Slipware Against Franco: Ceramic Trends During the Spanish Civil War
Thanks to English Pottery |
Author: not known
Publisher: not known
Source book: The Portable Door by Tom Holt (JW Wells #1)
Sophie Pentengell, apprentice wizard at JW Wells & Co, is having a fling with performance ceramicist (definitely not performance potter) Shaz who lives in an old bus in a field near Esher. Shaz began pottery when he was in prison, he then spent a couple of years in North Africa with a tribe of Tuareg nomads, and six months learning to be a shaman in Finland. He now produces anarcho-socialist ceramics as a performance art.

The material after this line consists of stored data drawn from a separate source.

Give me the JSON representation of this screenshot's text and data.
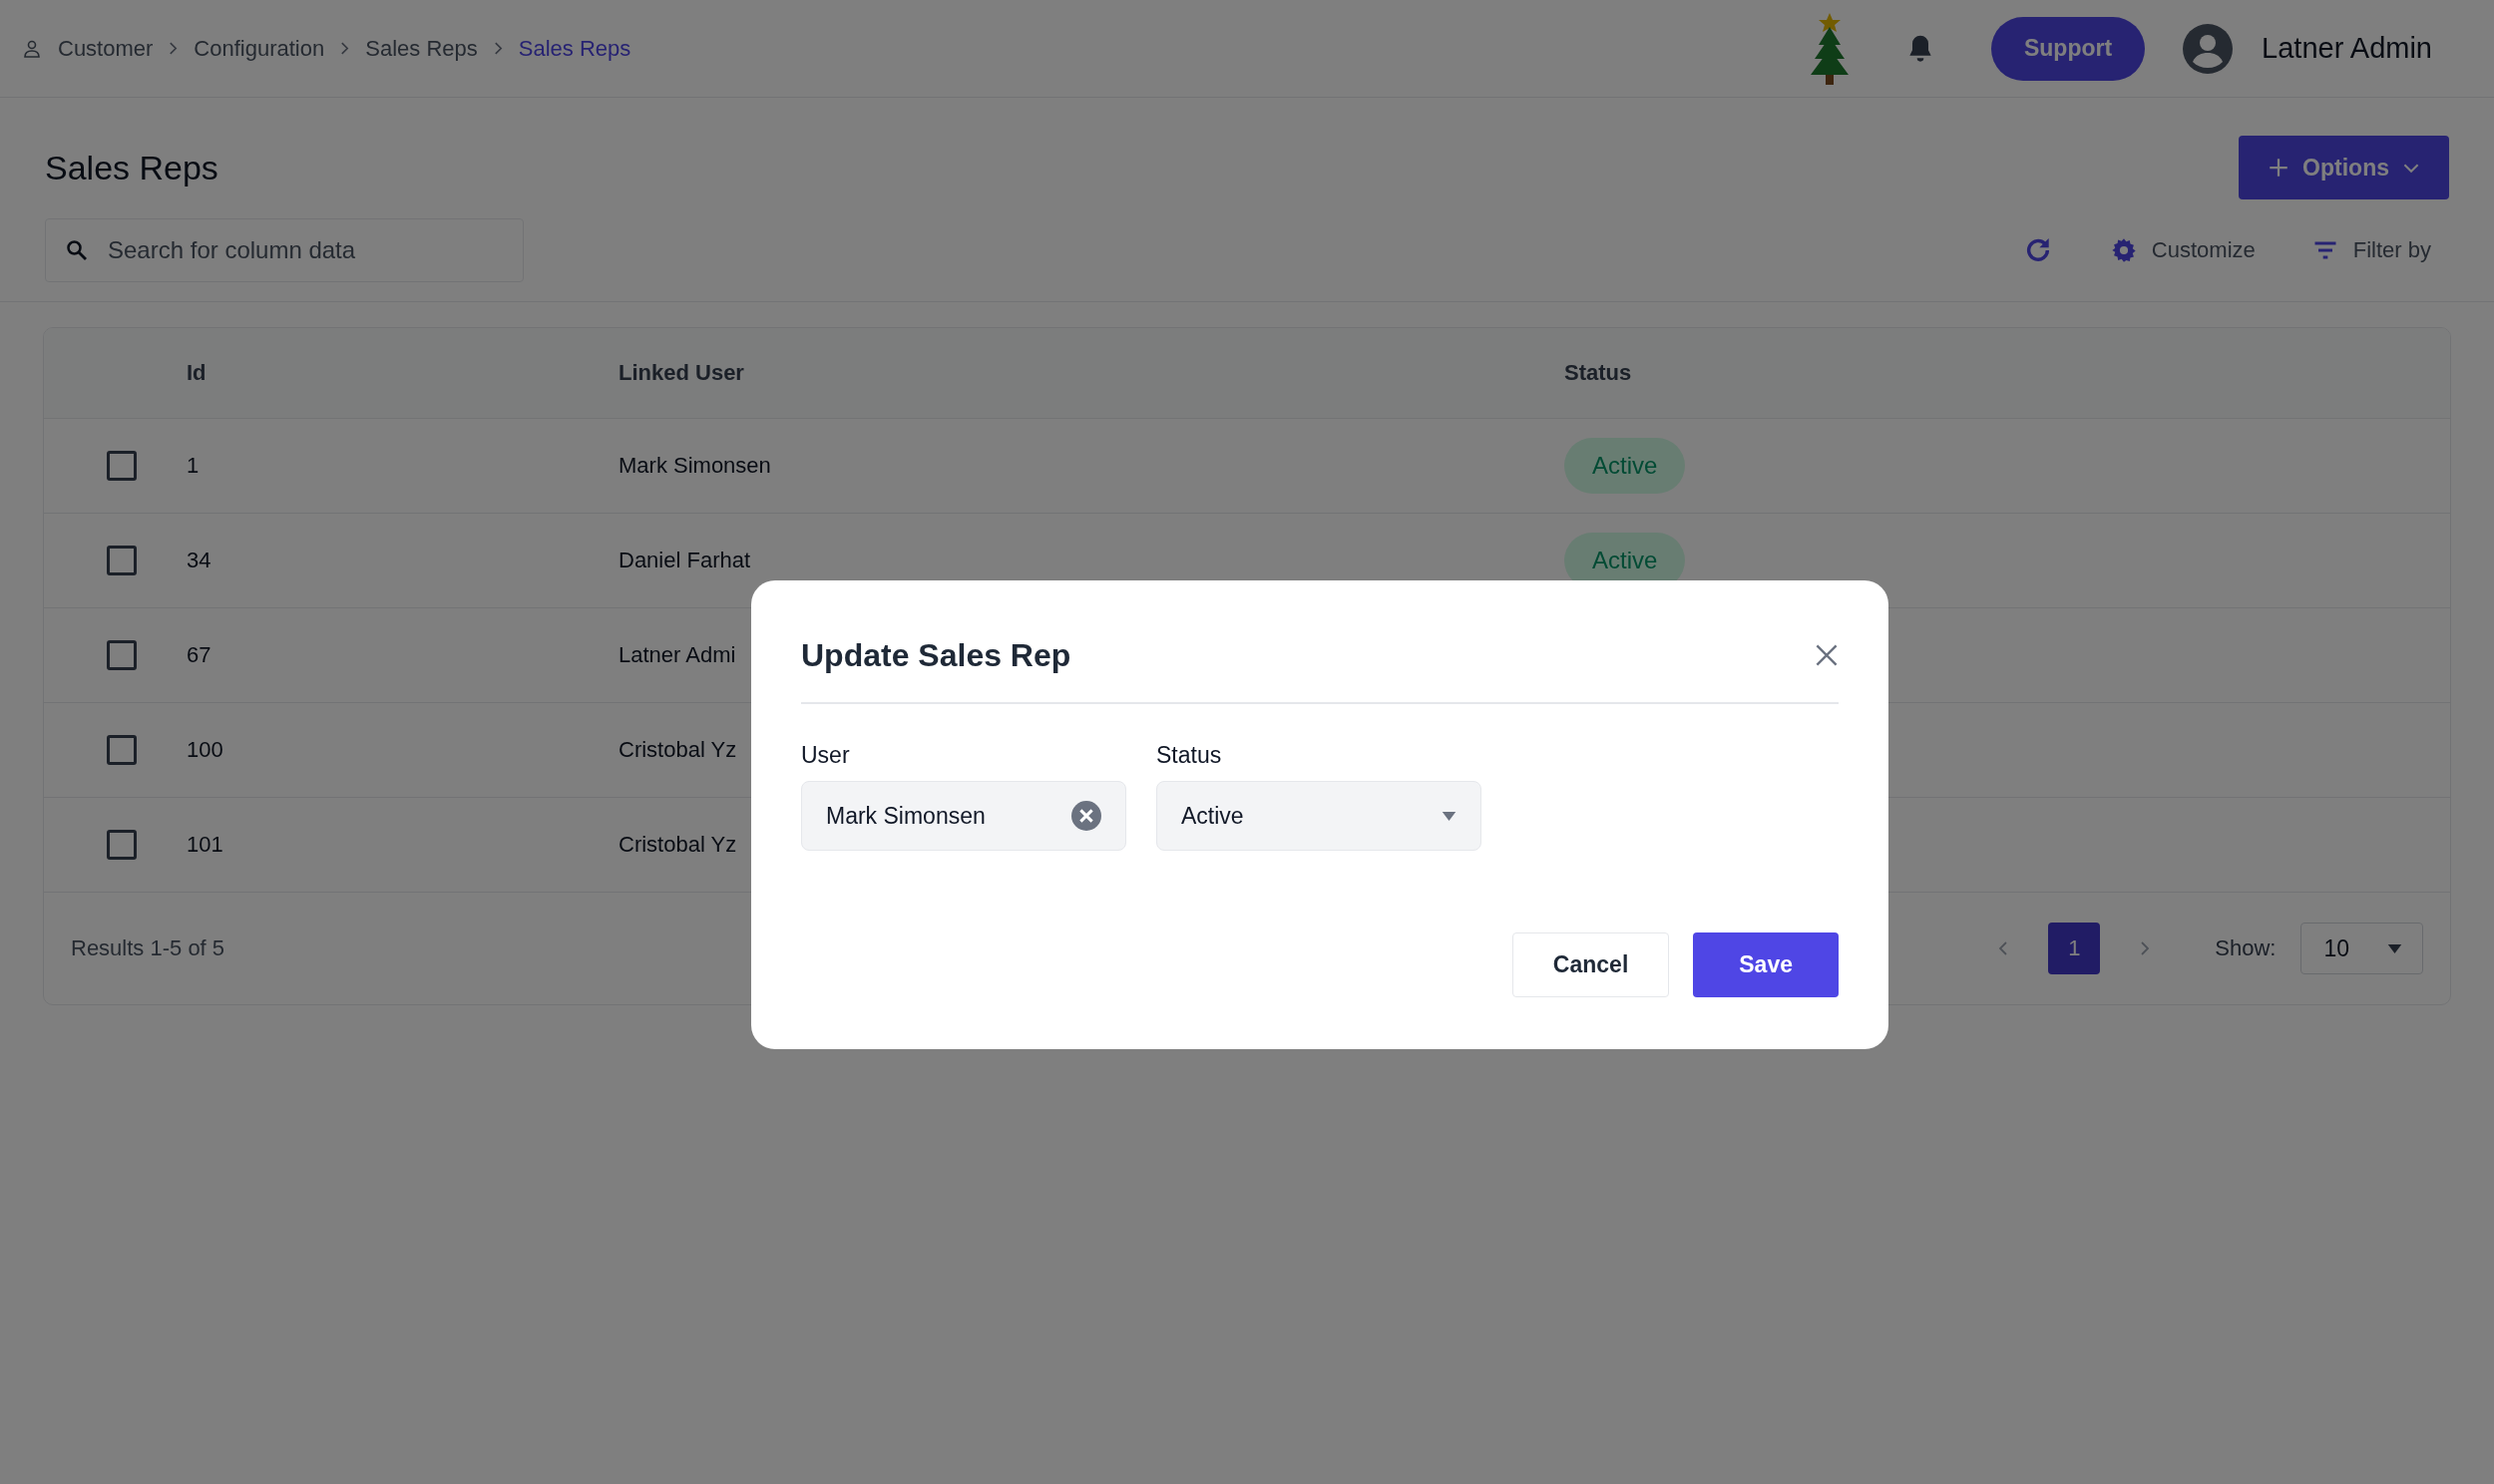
{
  "breadcrumb": [
    {
      "label": "Customer",
      "selected": false
    },
    {
      "label": "Configuration",
      "selected": false
    },
    {
      "label": "Sales Reps",
      "selected": false
    },
    {
      "label": "Sales Reps",
      "selected": true
    }
  ],
  "support_button": "Support",
  "user": {
    "name": "Latner Admin"
  },
  "page_title": "Sales Reps",
  "options_button": "Options",
  "search": {
    "placeholder": "Search for column data"
  },
  "toolbar": [
    {
      "kind": "refresh"
    },
    {
      "kind": "customize",
      "label": "Customize"
    },
    {
      "kind": "filter",
      "label": "Filter by"
    }
  ],
  "table": {
    "columns": [
      "Id",
      "Linked User",
      "Status"
    ],
    "rows": [
      {
        "checked": false,
        "id": "1",
        "linked_user": "Mark Simonsen",
        "status": "Active"
      },
      {
        "checked": false,
        "id": "34",
        "linked_user": "Daniel Farhat",
        "status": "Active"
      },
      {
        "checked": false,
        "id": "67",
        "linked_user": "Latner Admi"
      },
      {
        "checked": false,
        "id": "100",
        "linked_user": "Cristobal Yz"
      },
      {
        "checked": false,
        "id": "101",
        "linked_user": "Cristobal Yz"
      }
    ]
  },
  "footer": {
    "results": "Results 1-5 of 5",
    "pages": [
      {
        "label": "1",
        "selected": true
      }
    ],
    "show_label": "Show:",
    "page_size": "10"
  },
  "modal": {
    "title": "Update Sales Rep",
    "fields": [
      {
        "kind": "clearable",
        "label": "User",
        "value": "Mark Simonsen"
      },
      {
        "kind": "select",
        "label": "Status",
        "value": "Active"
      }
    ],
    "buttons": [
      {
        "kind": "secondary",
        "label": "Cancel"
      },
      {
        "kind": "primary",
        "label": "Save"
      }
    ]
  }
}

Sophie tells us Shaz is hoping to go to New Guinea where apparently there’s a really exciting tradition of conceptual ceramics but he needs a Lottery grant to fund his trip.
Sophie thinks his work is pretty amazing but she can’t bring herself to approve of Shaz’s desire to monetise his art. The relationship isn’t going that well and she tries to read Slipware Against Franco to better understand… but puts the book away after five minutes.
I imagine this to be a lavishly illustrated volume about the importance of pottery in the Spain of General Franco. Lots of large brown and cream slipware pots or jars decorated with political slogans perhaps, and biographies of the potters. Why not? Unfortunately not much is known about this little known pottery contribution to political activism.
If you google ceramics performance art you can see it is actually a thing. Possibly not your sort of thing, but who knows?
[Spoiler alert] Shaz turns out to be a goblin called George. Sophie is so not impressed at this revelation.